I sat watching these characters shuffle towards some sense of connection, some sense of actualization, and realized that I had no idea where the next scene would take them. There’s a simmering feeling of realism to the drama and the comedy, an electric feeling of watching lives unfolding. The production design is remarkably drab, specificity of the highest sort. A cluttered house, a run-down high school, these are places that feel lived in, appropriately worn. The characters themselves, and the actions they take, don't feel driven by easily understandable movie emotions or the needs of the script. There’s an almost painful sense that these characters are real. I could identify with their feelings on an almost wounding level. Here are people who are all, in their own unique ways, desperately lonely. I could hardly stand to see them hurt.

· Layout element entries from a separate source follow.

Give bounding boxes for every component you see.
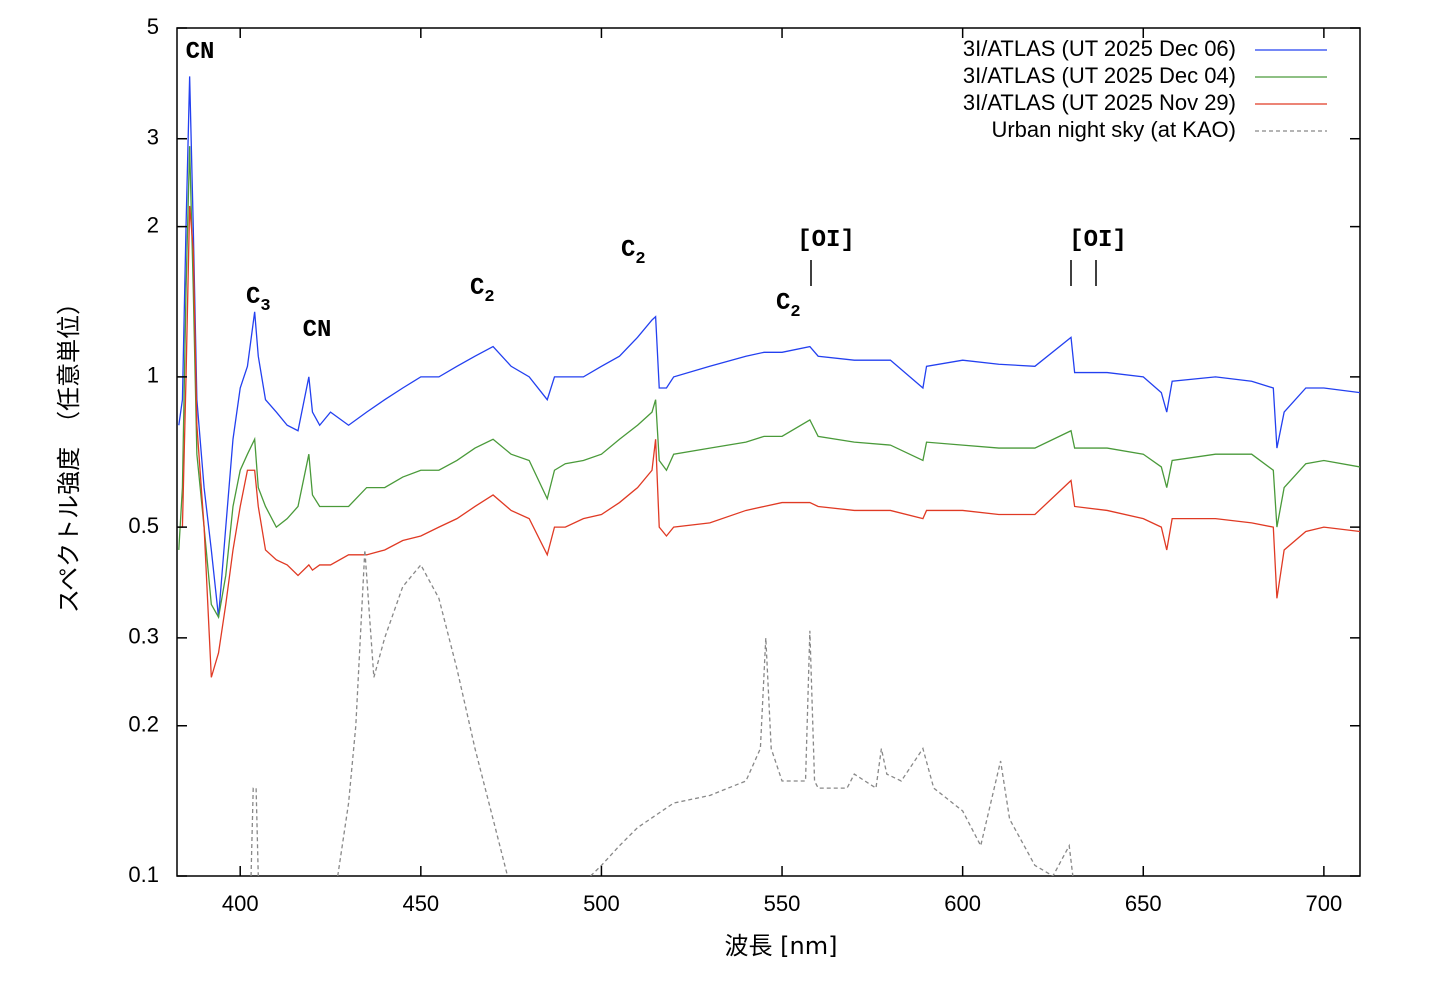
annotation-subscript: 2 [484, 288, 494, 307]
x-tick-label: 700 [1306, 891, 1343, 916]
annotation-text: CN [186, 39, 215, 66]
y-tick-label: 0.2 [128, 712, 159, 737]
y-tick-label: 0.1 [128, 862, 159, 887]
x-tick-label: 600 [944, 891, 981, 916]
series-line [337, 549, 509, 876]
y-tick-label: 1 [147, 363, 159, 388]
annotation: C2 [621, 237, 646, 269]
series-line [178, 76, 1360, 618]
annotation: CN [303, 317, 332, 344]
legend-label: 3I/ATLAS (UT 2025 Dec 06) [963, 36, 1236, 61]
x-tick-label: 500 [583, 891, 620, 916]
legend-label: 3I/ATLAS (UT 2025 Dec 04) [963, 63, 1236, 88]
annotation-text: C [776, 290, 790, 317]
annotation: C2 [470, 275, 495, 307]
legend-label: Urban night sky (at KAO) [991, 117, 1236, 142]
annotation-text: [OI] [797, 227, 855, 254]
series-line [250, 787, 259, 876]
annotation-text: C [246, 284, 260, 311]
plot-frame [176, 27, 1361, 877]
series-line [590, 630, 1074, 876]
annotation: CN [186, 39, 215, 66]
y-tick-label: 3 [147, 125, 159, 150]
x-tick-label: 450 [402, 891, 439, 916]
x-tick-label: 550 [764, 891, 801, 916]
annotation-text: CN [303, 317, 332, 344]
annotation: C2 [776, 290, 801, 322]
annotation-subscript: 2 [635, 250, 645, 269]
y-tick-label: 0.5 [128, 513, 159, 538]
plot-area [178, 76, 1360, 876]
x-tick-label: 400 [222, 891, 259, 916]
annotation-text: C [470, 275, 484, 302]
annotation-subscript: 2 [790, 303, 800, 322]
y-tick-label: 5 [147, 14, 159, 39]
x-tick-label: 650 [1125, 891, 1162, 916]
annotation-text: C [621, 237, 635, 264]
oi-markers [810, 260, 1097, 286]
annotation: [OI] [1069, 227, 1127, 254]
annotation: C3 [246, 284, 271, 316]
y-tick-label: 0.3 [128, 624, 159, 649]
series-line [178, 146, 1360, 620]
annotation-subscript: 3 [260, 297, 270, 316]
annotation: [OI] [797, 227, 855, 254]
y-tick-label: 2 [147, 212, 159, 237]
annotation-text: [OI] [1069, 227, 1127, 254]
series-line [178, 205, 1360, 678]
legend-label: 3I/ATLAS (UT 2025 Nov 29) [963, 90, 1236, 115]
x-axis-label: 波長 [nm] [725, 932, 838, 960]
y-axis-label: スペクトル強度 （任意単位） [55, 291, 83, 613]
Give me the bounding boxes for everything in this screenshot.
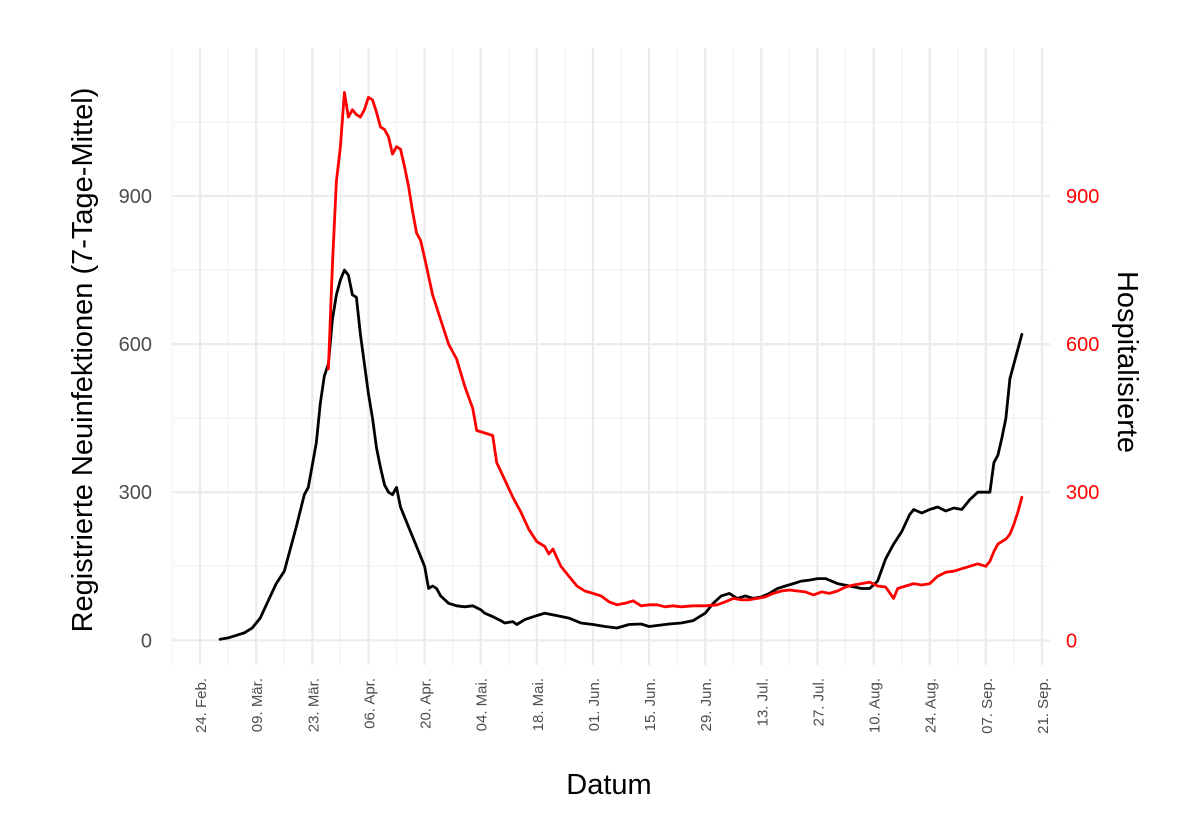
x-tick-label: 04. Mai.	[474, 678, 491, 731]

So precisely acted and convincingly written, the film moves forward with the compelling, stimulating sensation of unpredictability. Some sequences had me breathlessly anticipating the next line, the next gesture. Individual moments are so deeply felt, so generously heartfelt, that I couldn’t help but be amazed. It also feels so painfully accurate, especially at its most acutely awkward, when the characters are most suffering from raw adolescent alienation that it can be incredibly difficult to watch. I suppose it’s inevitable in some ways for a film that feels so real to end with a sense of incompletion.  Could real life ever be wrapped up as neatly and completely as an impeccably structured film? Of course not, and that this movie tries to reach some kind of satisfyingly conclusion is ultimately it’s biggest misstep in a final shot that’s too simple and small to be definitive. It has the feel and form of a conclusion but lacks the content of one. I hardly cared. It is, after all, just one shot, and the way there is so excruciatingly complicated.